Esporádicamente iba al cementerio de la Tablada con sus padres o con sus tíos, y como muchas otras situaciones retorcidas de su vida de niño judío, era una de las excursiones más añoradas: levantarse temprano los domingos a la mañana, mojarse la cabellera con suficiente agua como para achatar sus rulos y partir sin desayunar y casi sin abrir los ojos hacia el cementerio. A eso de las once de la mañana ¡Tenía un hambre! Y se repetía con tanta rigurosidad que ya era una parte pintoresca de la travesía.
Una vez adentrado en el lugar, y a pesar de su corta estatura, le gustaba ponerse en puntas de pie y divisar el horizonte. Le impactaba darse cuenta de que no veía más que lápidas y que respetaran tramas tan regulares. En realidad no le llamaba tanto la atención esto último, era sólo para confirmar lo que siempre había pensado, el orden era de los muertos, la vida es el desorden.
Cuando alguno de sus padres se detenía para orientarse y decidir por qué camino proseguir, Lucas aprovechaba para levantar algunas piedras del camino, no sea cosa que la tumba de algún familiar lo agarrase desprevenido. En cada lápida en la que se detenían, aunque Lucas no conociese ni haya oído jamás el nombre de ese antepasado, dejaba una piedrita.

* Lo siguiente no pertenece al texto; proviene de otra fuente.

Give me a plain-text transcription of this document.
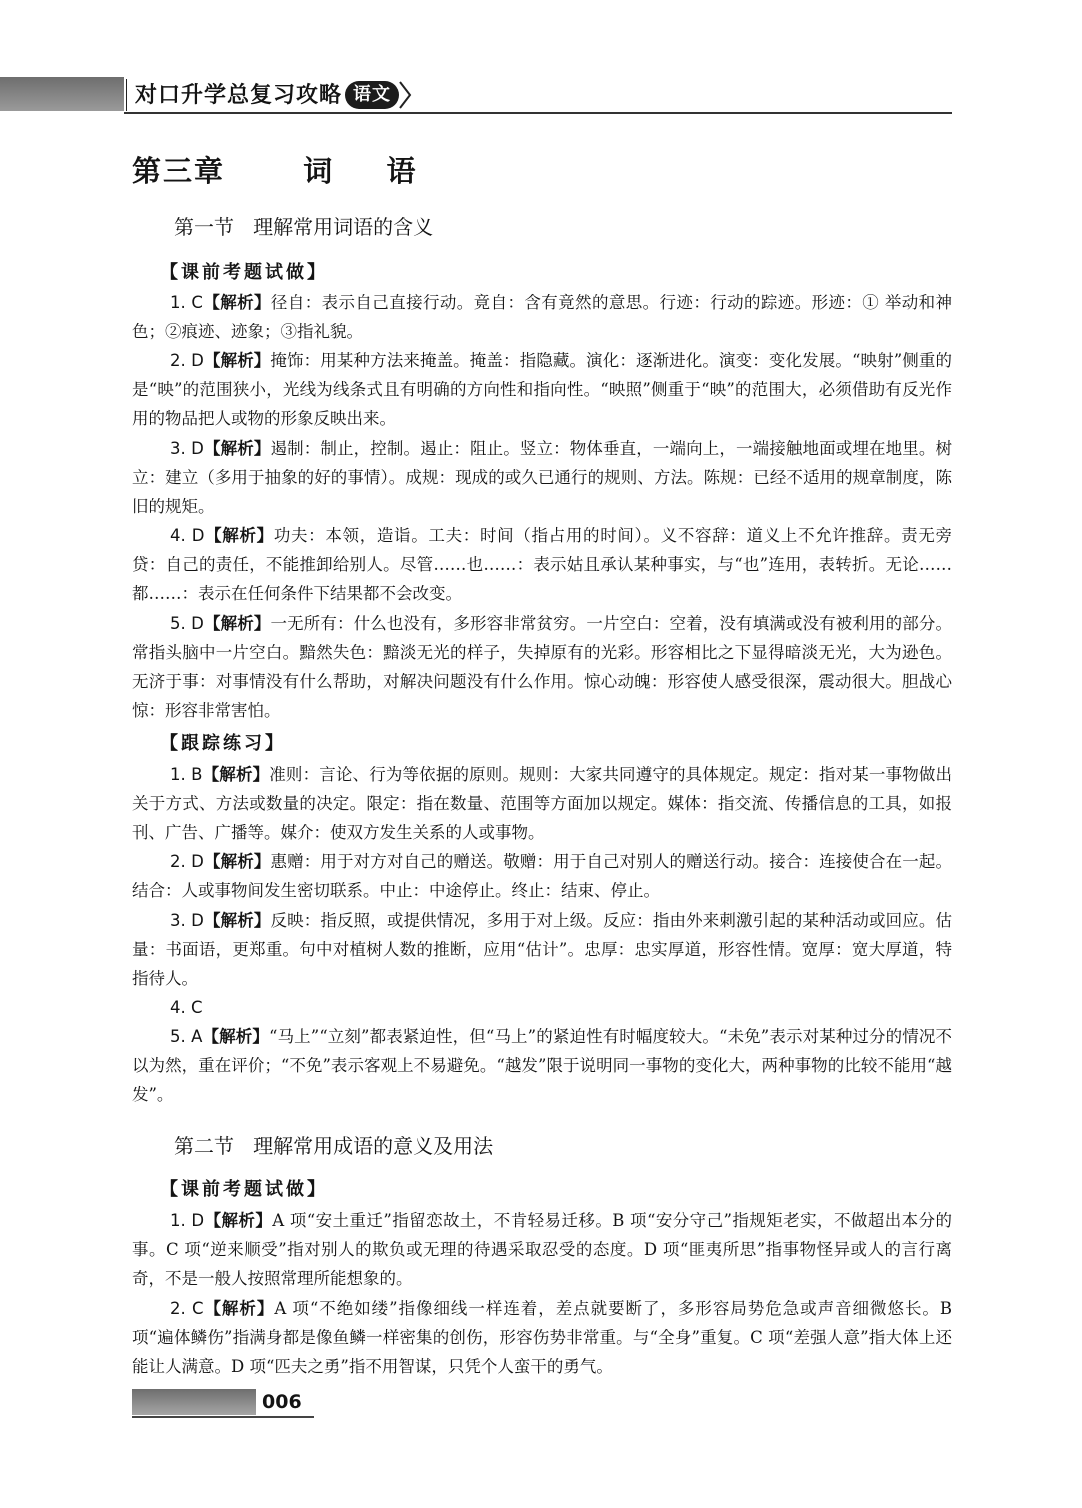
对口升学总复习攻略 语文
第三章   词  语
第一节   理解常用词语的含义
【课前考题试做】

1. C【解析】径自：表示自己直接行动。竟自：含有竟然的意思。行迹：行动的踪迹。形迹：① 举动和神色；②痕迹、迹象；③指礼貌。

2. D【解析】掩饰：用某种方法来掩盖。掩盖：指隐藏。演化：逐渐进化。演变：变化发展。“映射”侧重的是“映”的范围狭小，光线为线条式且有明确的方向性和指向性。“映照”侧重于“映”的范围大，必须借助有反光作用的物品把人或物的形象反映出来。

3. D【解析】遏制：制止，控制。遏止：阻止。竖立：物体垂直，一端向上，一端接触地面或埋在地里。树立：建立（多用于抽象的好的事情）。成规：现成的或久已通行的规则、方法。陈规：已经不适用的规章制度，陈旧的规矩。

4. D【解析】功夫：本领，造诣。工夫：时间（指占用的时间）。义不容辞：道义上不允许推辞。责无旁贷：自己的责任，不能推卸给别人。尽管……也……：表示姑且承认某种事实，与“也”连用，表转折。无论……都……：表示在任何条件下结果都不会改变。

5. D【解析】一无所有：什么也没有，多形容非常贫穷。一片空白：空着，没有填满或没有被利用的部分。常指头脑中一片空白。黯然失色：黯淡无光的样子，失掉原有的光彩。形容相比之下显得暗淡无光，大为逊色。无济于事：对事情没有什么帮助，对解决问题没有什么作用。惊心动魄：形容使人感受很深，震动很大。胆战心惊：形容非常害怕。

【跟踪练习】

1. B【解析】准则：言论、行为等依据的原则。规则：大家共同遵守的具体规定。规定：指对某一事物做出关于方式、方法或数量的决定。限定：指在数量、范围等方面加以规定。媒体：指交流、传播信息的工具，如报刊、广告、广播等。媒介：使双方发生关系的人或事物。

2. D【解析】惠赠：用于对方对自己的赠送。敬赠：用于自己对别人的赠送行动。接合：连接使合在一起。结合：人或事物间发生密切联系。中止：中途停止。终止：结束、停止。

3. D【解析】反映：指反照，或提供情况，多用于对上级。反应：指由外来刺激引起的某种活动或回应。估量：书面语，更郑重。句中对植树人数的推断，应用“估计”。忠厚：忠实厚道，形容性情。宽厚：宽大厚道，特指待人。

4. C

5. A【解析】“马上”“立刻”都表紧迫性，但“马上”的紧迫性有时幅度较大。“未免”表示对某种过分的情况不以为然，重在评价；“不免”表示客观上不易避免。“越发”限于说明同一事物的变化大，两种事物的比较不能用“越发”。

第二节   理解常用成语的意义及用法
【课前考题试做】

1. D【解析】A 项“安土重迁”指留恋故土，不肯轻易迁移。B 项“安分守己”指规矩老实，不做超出本分的事。C 项“逆来顺受”指对别人的欺负或无理的待遇采取忍受的态度。D 项“匪夷所思”指事物怪异或人的言行离奇，不是一般人按照常理所能想象的。

2. C【解析】A 项“不绝如缕”指像细线一样连着，差点就要断了，多形容局势危急或声音细微悠长。B 项“遍体鳞伤”指满身都是像鱼鳞一样密集的创伤，形容伤势非常重。与“全身”重复。C 项“差强人意”指大体上还能让人满意。D 项“匹夫之勇”指不用智谋，只凭个人蛮干的勇气。

006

Se inclinaba lentamente, y con el respeto y la solemnidad que él creía que la situación ameritaba, apoyaba una piedra.
Cierto domingo tuvo la suerte de que sus padres decidieran ir al cementerio. Pocos minutos después de haber comenzado el recorrido, se detuvieron frente a la tumba de un hombre que por la foto parecía horrendo. Tenía cara de viejo y los viejos carecen de cualquier manifestación de belleza, aunque sea la más mínima. Lucas no tenía ganas de dejarle ninguna piedra. Se alejó lentamente haciéndose el distraído y se topó con la tumba de otro señor. Estaba muy descuidada y le pareció que hacía mucho que ningún pariente lo visitaba. Levantó la cabeza, miró la foto en la lápida y le pareció reconocer a un tipo simpático. Por eso alargó su brazo y le dejó una piedrita.